Book Beat August 08 2001 (2)

In 1998, Barbara Ehrenreich temporarily took leave of her life as a prominent author and assumed the identity of a single woman solely reliant upon low-paying, so-called “unskilled” jobs. Gone, for this experiment, were husband, house, bank account and the other privileges of relative wealth and familial stability. Allowing herself an old car, a few clothes and a small amount of cash, Ehrenreich quietly inserted herself among the ranks of the working poor in order to answer a simple question crammed with political implication: Can people survive on $6 or $7 an hour?

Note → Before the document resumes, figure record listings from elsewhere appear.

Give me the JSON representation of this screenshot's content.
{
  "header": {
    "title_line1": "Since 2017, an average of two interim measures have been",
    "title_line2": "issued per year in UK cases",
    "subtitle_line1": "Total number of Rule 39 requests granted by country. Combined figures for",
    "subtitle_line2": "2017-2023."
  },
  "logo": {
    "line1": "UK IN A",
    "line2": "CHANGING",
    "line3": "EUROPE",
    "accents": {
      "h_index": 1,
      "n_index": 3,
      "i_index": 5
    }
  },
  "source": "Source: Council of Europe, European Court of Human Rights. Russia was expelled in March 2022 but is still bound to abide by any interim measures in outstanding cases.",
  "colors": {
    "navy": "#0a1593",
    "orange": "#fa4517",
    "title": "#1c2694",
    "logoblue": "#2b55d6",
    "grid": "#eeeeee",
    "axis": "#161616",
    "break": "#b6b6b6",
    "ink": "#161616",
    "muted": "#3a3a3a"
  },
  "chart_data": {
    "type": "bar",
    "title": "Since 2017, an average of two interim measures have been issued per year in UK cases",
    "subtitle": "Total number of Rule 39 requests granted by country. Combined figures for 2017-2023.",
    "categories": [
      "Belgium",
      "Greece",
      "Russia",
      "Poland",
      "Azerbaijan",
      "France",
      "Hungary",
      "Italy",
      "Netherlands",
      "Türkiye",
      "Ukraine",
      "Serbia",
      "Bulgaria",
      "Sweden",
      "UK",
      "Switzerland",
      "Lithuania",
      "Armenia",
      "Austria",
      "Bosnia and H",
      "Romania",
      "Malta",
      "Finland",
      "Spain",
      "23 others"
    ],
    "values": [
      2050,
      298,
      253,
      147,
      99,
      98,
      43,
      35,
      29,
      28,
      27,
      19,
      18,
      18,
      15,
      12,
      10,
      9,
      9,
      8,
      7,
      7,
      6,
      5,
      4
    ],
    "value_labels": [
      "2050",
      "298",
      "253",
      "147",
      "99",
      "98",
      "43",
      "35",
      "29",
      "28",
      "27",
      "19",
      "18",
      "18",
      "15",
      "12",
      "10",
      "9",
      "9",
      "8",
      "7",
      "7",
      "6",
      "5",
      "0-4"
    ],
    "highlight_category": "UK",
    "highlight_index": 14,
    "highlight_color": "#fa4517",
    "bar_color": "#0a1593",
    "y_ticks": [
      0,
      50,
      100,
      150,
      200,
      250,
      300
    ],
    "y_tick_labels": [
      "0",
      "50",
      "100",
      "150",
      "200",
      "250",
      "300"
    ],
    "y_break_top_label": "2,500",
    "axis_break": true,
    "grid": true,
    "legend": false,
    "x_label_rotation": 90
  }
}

Survive they can, she discovered, barely. In Nickel and Dimed, Ehrenreich has redefined poverty as an affliction not only of those who neatly fit society’s conception of the poor and transient — welfare families, the homeless — but also of hard-working people who have, for various reasons, become locked into a cycle of throwaway jobs, without the time or resources to improve their fortunes. As the author worked her way through this substratum of the economy — waiting tables, cleaning houses and motel rooms, laboring at Wal-Mart — she found co-workers not unfamiliar with sleeping in cars, skimping on meals and living with little or no health insurance, among the other deprivations of near-minimum wage jobs. Jobs whose applications shear away dignity with questions such as, “How many dollars’ worth of stolen goods have I purchased in the last year?,” as if tendering cups of urine with one’s paperwork isn’t sufficiently humiliating.

Like the people she writes about, Ehrenreich subsisted mostly on fast food, was forced to burn most of her pay on exorbitant weekly motels, and steadily wore herself down with long hours and second jobs as she chronically teetered on the edge of financial meltdown. As a result, Nickel and Dimed is as empathetic (though Ehrenreich acknowledges that she merely glimpsed the mental and physical anguish of poverty) as it is darkly humorous — a cynical wit ultimately aimed at the pundits and politicians who trumpet the slimming of welfare rolls and unemployment lines, neglecting to mention that the heralded new members of the American workforce often can’t make ends meet.??